Flood scheme delayed by Opus

It is unlikely work on the first reach of the Leith Lindsay flood protection scheme will begin this year as planned, with continual delays adding to the cost of the Otago Regional Council project.

After defeating a challenge to the scheme in the Environment Court earlier this year, the regional council had hoped to put out tenders in September for the work on the Union St to Forth St reach of the Water of Leith, with contractors mobilising before Christmas.

However, delays in getting detailed design and contract documentation from the council's consultant, Opus International Consultants Ltd, mean not only has the work been held up but that the council is also facing increasing costs.

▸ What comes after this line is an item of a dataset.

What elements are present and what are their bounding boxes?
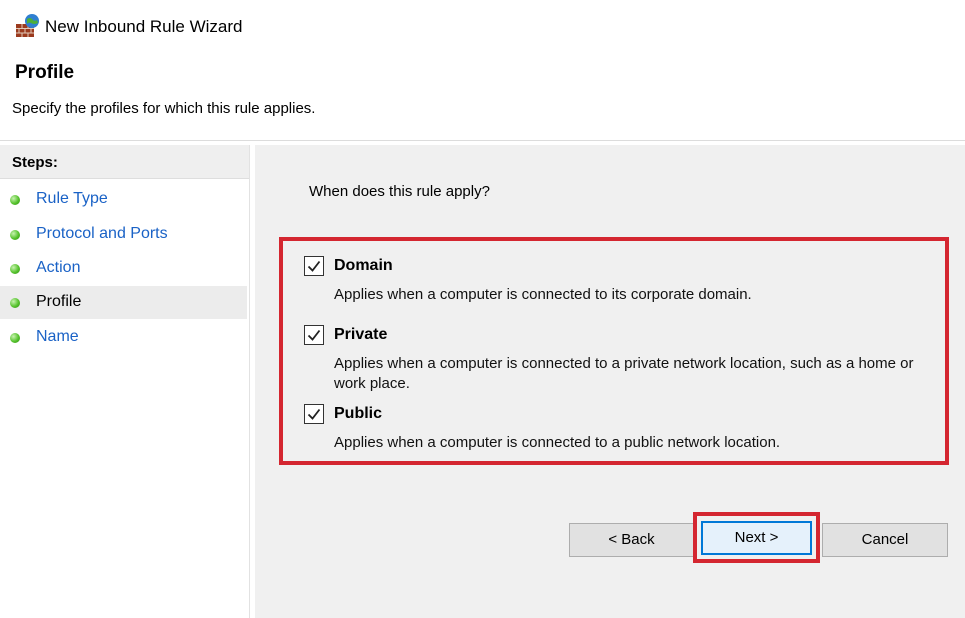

Council engineering and hazards director Gavin Palmer, speaking at a committee meeting this week, said there had been "significant slippage" on the job, with the documentation on the first reach still not finalised.

The original date for the work to be completed was July 4.

"We are several months behind the programme and it is clear we will not be able to advertise the construction contract this side of Christmas."

Staff had "serious concerns" about the performance of Opus relating to timing and the quality of work translating the brief into detailed design.

"We've had several meetings expressing our concerns. It is a very important part of the work and we are working to actively resolve it."

Opus had advised the council that it would not be able to provide accurate revised scheme estimates until November.

It was not until the council had the detailed design briefs and cost estimates that it would be able to go to tender, especially as the original costings for the scheme - $21.4 million - were done in 2004, he said.

"Clearly, things have changed in the market [since] so the new estimates will differ."

In the meantime, staff had to "rejig a whole lot of things", including council approvals, to try to salvage the situation, but that was requiring staff time.

Staff were actively having to manage work by Opus, which was taking staff away from other work.

"Opus is on a short leash. Their costs will be closely scrutinised."

Leith Lindsay Project Group chairman Cr Bryan Scott said it was disappointing to be in this situation.

Opus manager Chris Fox said, when contacted, the company was working with its client on the project as best it could.